The design contains 8 million gates, 151 large macro blocks, 33 clocks with the fastest clock running at 266MHz.

The completion of this production design comes on the heels of a 3.9 million gate 0.18-micron validation design completed by Toshiba earlier this year.

"The Monterey silicon virtual prototyping tools provided early physical information on many critical metrics that helped us refine the architecture and optimise the logic for physical implementation", said Tohru Furuyama, General Manager of the SoC Research and Development Centre of Toshiba.

"The Monterey products enabled us to determine the best partitioning for the standard cell blocks, as well as their shapes and locations.

We used the top-level design plan to drive port and feedthrough generation on the partitions and the placement of the standard cells within the blocks.

We were also able to minimise the die size by determining the best hard macro placement and configuration with the Monterey design planning and analysis capabilities".

On this design, Toshiba employed a hierarchical partitioning technique where connectivity between the partitions is achieved by abutment, without the use of routing channels.

Using the Monterey design planner, 70 logic modules were grouped into seven physical partitions without changing the logical hierarchical structure of the original netlist.

Preserving the logical structure of the netlist reduced the time and effort required for physical verification.

Toshiba found the early feedback on physical parameters to be very useful in optimising the design plan and minimising die size.

"We are very proud to be able to make a strong contribution in the planning and prototyping of this MeP-based SoC.

The Monterey solution provides the hierarchical planning and physical prototyping functionality that enables Toshiba to explore many high-level design alternatives", said Rick Ader, General Manager of Japan and Asia Operations at Monterey.

"By using the Monterey SVP tools, Toshiba is able to solve problems by adjusting the architecture and logic problems that would be impossible to repair later during physical implementation.

Monterey's SVP tool suite enabled Toshiba to start with a preliminary netlist, place the Verilog modules, and provide guidance to create the physical partitions for detailed implementation.

This information was fed back to front-end designers as the RTL was being written.

As a result, the logical hierarchy of the design matched the physical design, which greatly eased verification.

Also, having early physical feedback allowed the design team to fix problems during the coding of the RTL problems that might have been impossible to resolve later in the process during physical implementation.

According to Toshiba, this is a very unique capability of the Monterey design planner and was used extensively during the physical design process.

Placing the ports connecting abutting partitions is crucial to performance and avoiding potential signal integrity problems downstream.

Port placement that is driven by global routing improves performance by minimising wire length and reduces the potential for signal integrity violations by minimising routing congestion at the partition boundaries.

The Monterey SVP tool offers hierarchical, global-route-driven port placement, which according to Toshiba, is available only from Monterey.

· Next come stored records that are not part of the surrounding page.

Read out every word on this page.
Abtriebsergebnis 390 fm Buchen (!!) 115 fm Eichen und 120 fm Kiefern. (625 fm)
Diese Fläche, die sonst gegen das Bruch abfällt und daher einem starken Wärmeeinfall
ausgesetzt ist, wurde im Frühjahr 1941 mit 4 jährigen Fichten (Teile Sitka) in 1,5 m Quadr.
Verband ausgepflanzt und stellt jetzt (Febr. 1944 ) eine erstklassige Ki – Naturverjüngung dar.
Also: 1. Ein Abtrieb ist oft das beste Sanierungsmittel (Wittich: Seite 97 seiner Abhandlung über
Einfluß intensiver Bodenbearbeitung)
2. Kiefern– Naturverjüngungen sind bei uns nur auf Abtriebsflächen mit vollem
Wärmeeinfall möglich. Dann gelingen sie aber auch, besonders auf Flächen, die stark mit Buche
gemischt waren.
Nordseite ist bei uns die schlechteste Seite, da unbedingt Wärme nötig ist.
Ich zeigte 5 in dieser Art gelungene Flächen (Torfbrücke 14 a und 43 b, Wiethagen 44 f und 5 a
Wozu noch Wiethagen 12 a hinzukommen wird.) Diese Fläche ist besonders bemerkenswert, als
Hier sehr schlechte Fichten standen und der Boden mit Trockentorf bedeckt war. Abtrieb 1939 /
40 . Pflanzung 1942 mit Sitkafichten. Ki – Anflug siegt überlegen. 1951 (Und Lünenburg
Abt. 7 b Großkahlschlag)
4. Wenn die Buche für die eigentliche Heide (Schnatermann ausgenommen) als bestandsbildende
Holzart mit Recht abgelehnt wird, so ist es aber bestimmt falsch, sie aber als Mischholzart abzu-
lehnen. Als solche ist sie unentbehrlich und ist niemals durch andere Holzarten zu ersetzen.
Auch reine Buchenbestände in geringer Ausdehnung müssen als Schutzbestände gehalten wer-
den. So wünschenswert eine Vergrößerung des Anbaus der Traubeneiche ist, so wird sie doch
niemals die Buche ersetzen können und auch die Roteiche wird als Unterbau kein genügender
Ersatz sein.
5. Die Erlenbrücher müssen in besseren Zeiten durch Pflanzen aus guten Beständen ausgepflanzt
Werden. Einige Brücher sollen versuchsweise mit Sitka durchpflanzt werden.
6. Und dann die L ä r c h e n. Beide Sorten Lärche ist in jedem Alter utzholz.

Toshiba worked with Monterey to utilise the early IR drop analysis capabilities of the Monterey SVP tool.

IR drop was measured both at the chip-level and within the blocks of the design.

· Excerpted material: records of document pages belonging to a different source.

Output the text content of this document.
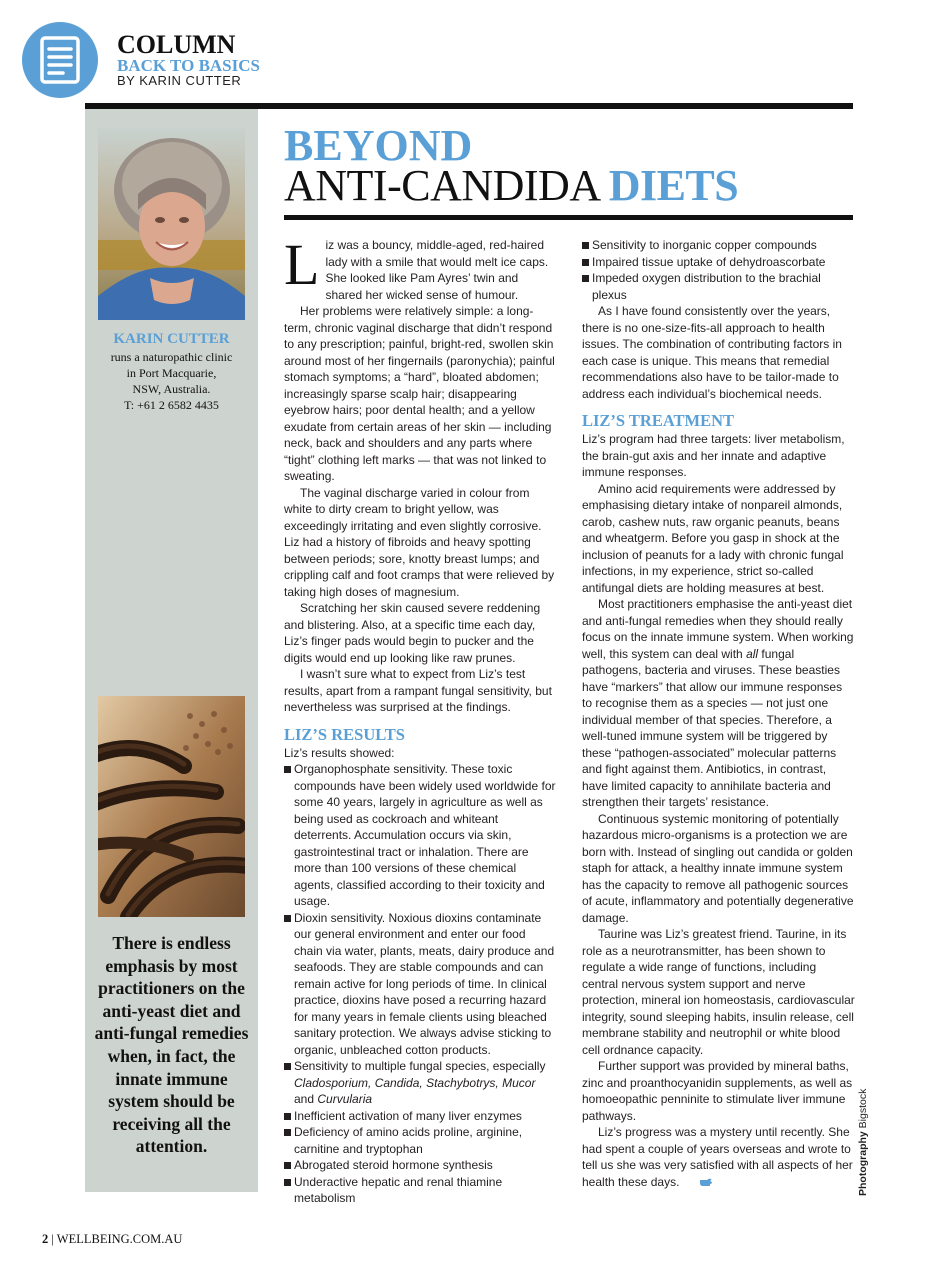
COLUMN
BACK TO BASICS
BY KARIN CUTTER
KARIN CUTTER
runs a naturopathic clinic
in Port Macquarie,
NSW, Australia.
T: +61 2 6582 4435
There is endless emphasis by most practitioners on the anti-yeast diet and anti-fungal remedies when, in fact, the innate immune system should be receiving all the attention.
BEYOND
ANTI-CANDIDA DIETS

Liz was a bouncy, middle-aged, red-haired lady with a smile that would melt ice caps. She looked like Pam Ayres’ twin and shared her wicked sense of humour.

Her problems were relatively simple: a long-term, chronic vaginal discharge that didn’t respond to any prescription; painful, bright-red, swollen skin around most of her fingernails (paronychia); painful stomach symptoms; a “hard”, bloated abdomen; increasingly sparse scalp hair; disappearing eyebrow hairs; poor dental health; and a yellow exudate from certain areas of her skin — including neck, back and shoulders and any parts where “tight” clothing left marks — that was not linked to sweating.

The vaginal discharge varied in colour from white to dirty cream to bright yellow, was exceedingly irritating and even slightly corrosive. Liz had a history of fibroids and heavy spotting between periods; sore, knotty breast lumps; and crippling calf and foot cramps that were relieved by taking high doses of magnesium.

Scratching her skin caused severe reddening and blistering. Also, at a specific time each day, Liz’s finger pads would begin to pucker and the digits would end up looking like raw prunes.

I wasn’t sure what to expect from Liz’s test results, apart from a rampant fungal sensitivity, but nevertheless was surprised at the findings.

LIZ’S RESULTS

Liz’s results showed:

Organophosphate sensitivity. These toxic compounds have been widely used worldwide for some 40 years, largely in agriculture as well as being used as cockroach and whiteant deterrents. Accumulation occurs via skin, gastrointestinal tract or inhalation. There are more than 100 versions of these chemical agents, classified according to their toxicity and usage.
Dioxin sensitivity. Noxious dioxins contaminate our general environment and enter our food chain via water, plants, meats, dairy produce and seafoods. They are stable compounds and can remain active for long periods of time. In clinical practice, dioxins have posed a recurring hazard for many years in female clients using bleached sanitary protection. We always advise sticking to organic, unbleached cotton products.
Sensitivity to multiple fungal species, especially Cladosporium, Candida, Stachybotrys, Mucor and Curvularia
Inefficient activation of many liver enzymes
Deficiency of amino acids proline, arginine, carnitine and tryptophan
Abrogated steroid hormone synthesis
Underactive hepatic and renal thiamine metabolism
Sensitivity to inorganic copper compounds
Impaired tissue uptake of dehydroascorbate
Impeded oxygen distribution to the brachial plexus

As I have found consistently over the years, there is no one-size-fits-all approach to health issues. The combination of contributing factors in each case is unique. This means that remedial recommendations also have to be tailor-made to address each individual’s biochemical needs.

LIZ’S TREATMENT

Liz’s program had three targets: liver metabolism, the brain-gut axis and her innate and adaptive immune responses.

Amino acid requirements were addressed by emphasising dietary intake of nonpareil almonds, carob, cashew nuts, raw organic peanuts, beans and wheatgerm. Before you gasp in shock at the inclusion of peanuts for a lady with chronic fungal infections, in my experience, strict so-called antifungal diets are holding measures at best.

Most practitioners emphasise the anti-yeast diet and anti-fungal remedies when they should really focus on the innate immune system. When working well, this system can deal with all fungal pathogens, bacteria and viruses. These beasties have “markers” that allow our immune responses to recognise them as a species — not just one individual member of that species. Therefore, a well-tuned immune system will be triggered by these “pathogen-associated” molecular patterns and fight against them. Antibiotics, in contrast, have limited capacity to annihilate bacteria and strengthen their targets’ resistance.

Continuous systemic monitoring of potentially hazardous micro-organisms is a protection we are born with. Instead of singling out candida or golden staph for attack, a healthy innate immune system has the capacity to remove all pathogenic sources of acute, inflammatory and potentially degenerative damage.

Taurine was Liz’s greatest friend. Taurine, in its role as a neurotransmitter, has been shown to regulate a wide range of functions, including central nervous system support and nerve protection, mineral ion homeostasis, cardiovascular integrity, sound sleeping habits, insulin release, cell membrane stability and neutrophil or white blood cell ordnance capacity.

Further support was provided by mineral baths, zinc and proanthocyanidin supplements, as well as homoeopathic penninite to stimulate liver immune pathways.

Liz’s progress was a mystery until recently. She had spent a couple of years overseas and wrote to tell us she was very satisfied with all aspects of her health these days.	Photography Bigstock
2 | WELLBEING.COM.AU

This allowed them to quickly converge on the physical structure of the global power network.

The early phase IR drop analysis allowed for the "freezing" of the top-down driven floorplan to occur at as early a physical design stage as possible.

Toshiba maintains a rich library of hard macros, many of which have multiple versions from which to choose.

On a design containing 151 hard macros, it would take countless trial-and-error iterations to develop a good top-level plan.

Toshiba took advantage of the automatic design planning features of the Monterey SVP tool to automatically place the hard macros, and then interactively substitute alternate versions of those macros to further optimise the design plan.

These substitutions were achieved without the need to edit the netlist.